= Islands First =

Islands First is a non-governmental organization working on behalf of the Small Island Developing States to confront the challenges of climate change, the depletion of ocean resources (including ocean acidification and biodiversity loss), and ocean level's rise.

==Background and mission==
Small island countries have been the first to suffer the negative consequences of climate change and global warming, despite bearing little responsibility for creating the problem. Islands First seeks to foster an appreciation for the need to rapidly cut carbon dioxide emissions with international policy makers.

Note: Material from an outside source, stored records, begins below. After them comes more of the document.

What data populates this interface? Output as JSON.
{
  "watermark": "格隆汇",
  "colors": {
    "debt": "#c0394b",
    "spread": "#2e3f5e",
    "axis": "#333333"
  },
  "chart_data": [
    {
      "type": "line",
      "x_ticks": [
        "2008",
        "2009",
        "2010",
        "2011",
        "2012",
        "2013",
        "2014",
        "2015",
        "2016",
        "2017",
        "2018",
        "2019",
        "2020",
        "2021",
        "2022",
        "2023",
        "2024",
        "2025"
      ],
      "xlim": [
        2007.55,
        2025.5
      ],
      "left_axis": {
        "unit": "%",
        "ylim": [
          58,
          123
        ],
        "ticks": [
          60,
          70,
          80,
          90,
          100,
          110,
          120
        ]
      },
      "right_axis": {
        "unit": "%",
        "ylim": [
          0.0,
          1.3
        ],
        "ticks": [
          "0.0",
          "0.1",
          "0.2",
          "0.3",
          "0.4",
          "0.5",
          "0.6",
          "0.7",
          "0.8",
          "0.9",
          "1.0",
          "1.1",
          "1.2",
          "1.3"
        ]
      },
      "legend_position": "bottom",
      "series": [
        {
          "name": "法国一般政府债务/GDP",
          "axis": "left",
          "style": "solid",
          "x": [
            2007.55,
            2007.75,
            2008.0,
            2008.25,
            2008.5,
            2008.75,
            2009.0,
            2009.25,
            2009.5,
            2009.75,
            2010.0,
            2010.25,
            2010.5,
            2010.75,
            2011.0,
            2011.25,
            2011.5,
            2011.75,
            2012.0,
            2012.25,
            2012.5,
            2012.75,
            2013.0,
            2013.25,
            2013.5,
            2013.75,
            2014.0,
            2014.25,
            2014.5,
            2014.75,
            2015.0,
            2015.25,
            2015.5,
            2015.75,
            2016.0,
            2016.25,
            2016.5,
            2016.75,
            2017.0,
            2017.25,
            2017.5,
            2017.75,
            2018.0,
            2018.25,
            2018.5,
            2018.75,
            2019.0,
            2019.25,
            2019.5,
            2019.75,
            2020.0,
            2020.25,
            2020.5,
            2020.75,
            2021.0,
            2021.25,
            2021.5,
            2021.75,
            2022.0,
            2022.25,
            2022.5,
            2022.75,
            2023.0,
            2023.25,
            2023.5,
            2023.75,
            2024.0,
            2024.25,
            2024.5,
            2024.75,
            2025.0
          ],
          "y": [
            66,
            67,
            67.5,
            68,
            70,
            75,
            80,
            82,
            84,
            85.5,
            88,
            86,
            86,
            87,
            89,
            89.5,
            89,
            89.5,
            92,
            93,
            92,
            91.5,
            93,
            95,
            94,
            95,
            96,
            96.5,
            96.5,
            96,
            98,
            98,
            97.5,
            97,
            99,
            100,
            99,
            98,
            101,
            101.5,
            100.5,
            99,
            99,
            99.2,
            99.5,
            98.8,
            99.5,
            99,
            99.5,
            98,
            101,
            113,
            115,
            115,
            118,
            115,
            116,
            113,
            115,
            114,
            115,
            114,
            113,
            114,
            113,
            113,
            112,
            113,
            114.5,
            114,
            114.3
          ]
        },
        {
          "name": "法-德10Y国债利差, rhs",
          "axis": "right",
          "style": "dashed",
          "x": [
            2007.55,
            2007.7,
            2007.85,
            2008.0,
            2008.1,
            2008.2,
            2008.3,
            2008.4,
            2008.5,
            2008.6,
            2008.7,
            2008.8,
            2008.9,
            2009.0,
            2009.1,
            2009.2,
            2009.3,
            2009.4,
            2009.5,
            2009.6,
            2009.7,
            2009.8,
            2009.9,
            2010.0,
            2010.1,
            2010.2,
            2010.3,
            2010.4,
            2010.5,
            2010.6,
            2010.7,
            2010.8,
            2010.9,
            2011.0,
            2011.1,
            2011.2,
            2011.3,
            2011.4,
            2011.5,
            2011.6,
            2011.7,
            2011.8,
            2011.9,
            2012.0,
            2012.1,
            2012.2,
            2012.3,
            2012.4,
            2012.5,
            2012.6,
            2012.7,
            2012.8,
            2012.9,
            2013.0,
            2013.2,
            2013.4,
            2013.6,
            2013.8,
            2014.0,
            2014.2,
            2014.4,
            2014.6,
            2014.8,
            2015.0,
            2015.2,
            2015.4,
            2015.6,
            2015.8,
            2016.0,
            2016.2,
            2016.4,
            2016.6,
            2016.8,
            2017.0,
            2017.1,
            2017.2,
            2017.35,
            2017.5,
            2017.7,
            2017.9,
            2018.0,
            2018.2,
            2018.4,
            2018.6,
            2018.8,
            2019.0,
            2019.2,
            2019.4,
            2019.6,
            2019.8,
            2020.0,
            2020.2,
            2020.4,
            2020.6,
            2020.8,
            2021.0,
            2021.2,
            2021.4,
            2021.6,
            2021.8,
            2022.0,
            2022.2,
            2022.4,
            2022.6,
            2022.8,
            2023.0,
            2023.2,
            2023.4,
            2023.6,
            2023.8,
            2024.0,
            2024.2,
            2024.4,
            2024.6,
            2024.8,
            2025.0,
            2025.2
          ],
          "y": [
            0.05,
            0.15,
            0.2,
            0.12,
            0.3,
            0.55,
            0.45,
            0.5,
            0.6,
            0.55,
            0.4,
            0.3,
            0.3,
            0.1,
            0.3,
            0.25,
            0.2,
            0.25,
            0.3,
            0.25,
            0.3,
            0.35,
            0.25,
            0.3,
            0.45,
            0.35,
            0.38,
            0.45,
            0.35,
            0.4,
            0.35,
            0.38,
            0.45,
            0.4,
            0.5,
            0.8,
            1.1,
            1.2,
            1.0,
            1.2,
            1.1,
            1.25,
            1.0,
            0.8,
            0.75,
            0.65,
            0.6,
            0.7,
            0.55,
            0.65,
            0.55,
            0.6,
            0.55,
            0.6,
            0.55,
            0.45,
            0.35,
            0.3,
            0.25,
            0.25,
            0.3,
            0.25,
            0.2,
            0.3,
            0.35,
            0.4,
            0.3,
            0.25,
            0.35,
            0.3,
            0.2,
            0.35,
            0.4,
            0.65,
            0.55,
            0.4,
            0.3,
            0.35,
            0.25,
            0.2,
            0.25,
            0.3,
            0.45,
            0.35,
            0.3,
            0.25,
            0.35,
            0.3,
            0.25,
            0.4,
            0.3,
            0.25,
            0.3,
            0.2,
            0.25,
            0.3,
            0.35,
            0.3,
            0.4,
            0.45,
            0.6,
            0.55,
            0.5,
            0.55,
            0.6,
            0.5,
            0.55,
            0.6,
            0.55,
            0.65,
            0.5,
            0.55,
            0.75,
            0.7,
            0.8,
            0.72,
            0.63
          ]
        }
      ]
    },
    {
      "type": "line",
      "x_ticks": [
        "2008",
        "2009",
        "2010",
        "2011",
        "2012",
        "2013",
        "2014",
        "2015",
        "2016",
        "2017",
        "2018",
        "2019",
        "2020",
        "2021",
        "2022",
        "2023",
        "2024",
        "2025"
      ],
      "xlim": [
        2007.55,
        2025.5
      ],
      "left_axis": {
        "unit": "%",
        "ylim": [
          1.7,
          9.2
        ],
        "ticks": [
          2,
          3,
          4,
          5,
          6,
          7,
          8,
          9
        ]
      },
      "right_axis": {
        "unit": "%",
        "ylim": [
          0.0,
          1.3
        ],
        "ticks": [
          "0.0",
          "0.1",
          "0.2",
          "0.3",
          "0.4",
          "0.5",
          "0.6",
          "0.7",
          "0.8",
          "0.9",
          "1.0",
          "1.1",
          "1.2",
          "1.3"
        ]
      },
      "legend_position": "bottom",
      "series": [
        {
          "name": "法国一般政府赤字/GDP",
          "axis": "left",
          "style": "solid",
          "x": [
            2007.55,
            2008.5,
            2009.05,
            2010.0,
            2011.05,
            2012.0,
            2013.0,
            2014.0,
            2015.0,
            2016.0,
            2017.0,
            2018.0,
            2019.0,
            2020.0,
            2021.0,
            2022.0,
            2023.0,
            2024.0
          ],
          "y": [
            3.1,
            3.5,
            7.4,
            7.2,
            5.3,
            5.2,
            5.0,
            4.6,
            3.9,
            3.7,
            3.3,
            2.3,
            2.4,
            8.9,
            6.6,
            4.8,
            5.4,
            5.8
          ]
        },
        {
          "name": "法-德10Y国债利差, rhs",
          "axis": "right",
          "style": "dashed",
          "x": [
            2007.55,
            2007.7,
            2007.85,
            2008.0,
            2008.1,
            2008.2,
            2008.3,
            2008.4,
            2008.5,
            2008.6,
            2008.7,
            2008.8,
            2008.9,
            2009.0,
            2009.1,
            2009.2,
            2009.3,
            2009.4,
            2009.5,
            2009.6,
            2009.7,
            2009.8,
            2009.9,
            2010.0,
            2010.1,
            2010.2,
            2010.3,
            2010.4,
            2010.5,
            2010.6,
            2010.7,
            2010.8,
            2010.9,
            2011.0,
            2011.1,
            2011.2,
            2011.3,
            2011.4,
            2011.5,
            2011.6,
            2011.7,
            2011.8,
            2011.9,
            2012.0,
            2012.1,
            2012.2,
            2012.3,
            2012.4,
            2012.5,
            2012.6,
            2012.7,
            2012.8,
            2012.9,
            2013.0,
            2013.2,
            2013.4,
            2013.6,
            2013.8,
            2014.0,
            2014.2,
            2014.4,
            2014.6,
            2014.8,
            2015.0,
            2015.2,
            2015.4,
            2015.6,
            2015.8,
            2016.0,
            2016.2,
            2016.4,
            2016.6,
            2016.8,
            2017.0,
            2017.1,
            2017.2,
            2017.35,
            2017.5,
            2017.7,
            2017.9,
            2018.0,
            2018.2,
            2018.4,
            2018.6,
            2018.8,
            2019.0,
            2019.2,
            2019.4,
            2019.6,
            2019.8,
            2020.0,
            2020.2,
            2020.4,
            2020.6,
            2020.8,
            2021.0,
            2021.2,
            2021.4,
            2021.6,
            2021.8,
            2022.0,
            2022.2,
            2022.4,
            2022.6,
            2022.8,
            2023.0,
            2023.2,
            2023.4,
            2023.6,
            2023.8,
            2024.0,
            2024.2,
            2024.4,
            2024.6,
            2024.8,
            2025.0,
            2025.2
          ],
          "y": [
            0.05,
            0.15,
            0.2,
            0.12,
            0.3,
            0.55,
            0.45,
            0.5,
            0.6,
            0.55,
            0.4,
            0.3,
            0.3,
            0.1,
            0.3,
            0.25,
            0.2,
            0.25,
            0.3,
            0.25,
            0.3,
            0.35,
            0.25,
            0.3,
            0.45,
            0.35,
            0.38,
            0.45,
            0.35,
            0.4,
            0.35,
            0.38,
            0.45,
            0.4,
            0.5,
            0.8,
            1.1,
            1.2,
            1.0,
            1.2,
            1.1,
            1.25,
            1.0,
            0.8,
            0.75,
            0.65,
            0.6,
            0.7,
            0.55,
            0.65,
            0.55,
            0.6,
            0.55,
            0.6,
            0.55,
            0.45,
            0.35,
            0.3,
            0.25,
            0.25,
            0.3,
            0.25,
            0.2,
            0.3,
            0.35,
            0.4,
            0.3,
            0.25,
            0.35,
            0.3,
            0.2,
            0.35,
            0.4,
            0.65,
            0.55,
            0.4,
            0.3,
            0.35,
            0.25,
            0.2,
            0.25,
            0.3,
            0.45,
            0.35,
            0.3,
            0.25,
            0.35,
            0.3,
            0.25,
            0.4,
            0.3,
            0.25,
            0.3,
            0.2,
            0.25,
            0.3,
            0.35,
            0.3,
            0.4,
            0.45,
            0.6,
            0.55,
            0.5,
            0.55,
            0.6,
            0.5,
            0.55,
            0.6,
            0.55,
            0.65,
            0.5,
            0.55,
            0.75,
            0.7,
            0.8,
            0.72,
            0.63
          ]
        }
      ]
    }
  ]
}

==Historical precedents for small island action at the United Nations==
Cooperation among the small island states, the scientific community, and the environmental community on this scale would be historically unprecedented, but it would not be the first time the small island states have mobilized politically and became powerful agents of environmental change. In fact, a concerted effort by a group of small island states put climate change on the UN agenda back in 1988, when Malta persuaded the General Assembly to recognize the potential for "severe economic and social consequences" from climate change. The Republic of Maldives followed suit by hosting the 1989 Small States Conference on Sea Level Rise, which resulted in the "Malé Declaration on Global Warming and Sea Level Rise". The Conference also saw the creation of an Action Group on climate change consisting of more than 30 small island states, later to become the Alliance of Small Island States (AOSIS). This momentum continued through the 1992 "Earth Summit" in Rio de Janeiro, where AOSIS, aided by the Foundation for Environmental Law and Development (FIELD) and other NGOs, successfully lobbied for the United Nations Framework Convention on Climate Change (UNFCCC). It was thus fitting that the Maldives became the first signatory to the third protocol of the UNFCCC, also known as the Kyoto Protocol.

Similarly, the tiny Republic of Palau, with a mandate from an activist-minded President and a concerned legislature, began in May 2004 what appeared to be a quixotic effort to stop bottom trawling, an odious method of fishing that irreparably damages some of the world's most biologically diverse coral reefs and is sometimes practiced by multinational fishing corporations. Under the guidance of Palau's Ambassador Stuart Beck, a Yale-trained lawyer and Chairman of Islands First, the Palau Mission and a cohort of New York University (NYU) law students worked within the UN system to change the law of the sea, not only for Palau, but for the entire world. These law students negotiated on Palau's behalf at the United Nations, interfaced with scientists and NGOs committed to eradicating the practice, and coordinated Palau's efforts with other likeminded missions. All of this hard work has already begun to pay dividends. The year 2006 saw the passage of the Nadi Declaration, which commits the sixteen members of the Pacific Islands Forum to advocate for prohibitions on bottom trawling and other destructive fishing practices in international waters, prompting the Deep Sea Conservation Coalition to issue a press statement reading:

"If all nations that purport to support urgent action to protect the biodiversity of the international waters of the world's oceans from bottom trawl fishing, were as consistent and persistent as the Republic of Palau, the deep sea habitats of the high seas would undoubtedly already be safe from high seas bottom trawling."

The Palau Mission continued to push its agenda at the United Nations and played a critical role in rallying support for General Assembly Resolution 61/105, which, among other things, established a new global governance regime for protecting vulnerable marine ecosystems. As reported by the BBC, "The landmark deal will restrict bottom-trawling, which experts say destroys coral reefs and stirs up clouds of sediment that suffocate marine life." The operators of industrial fishing fleets around the world have taken notice and many have already started retooling their vessels. The result of the alliance between the Palau Mission and NYU has been one of the largest gains in ocean policy since the UN Convention on the Law of the Sea was concluded in 1982.

These achievements are remarkable, not only because of their global ramifications, but because they were led by countries with very few resources at their disposal. In fact, Palau's UN Mission did not have a single paid employee during its campaign against bottom trawling. Without this newfound capacity in the form of legal advisors, improved cooperation with interested NGOs, and an ongoing dialogue with Palau's committed political leaders, none of what transpired would have been possible. These examples of political upstarts navigating a system of entrenched power vividly demonstrate what is possible at the United Nations when a committed and organized group of countries decides to act. They also illustrate why the need for an organization like Islands First is so urgent.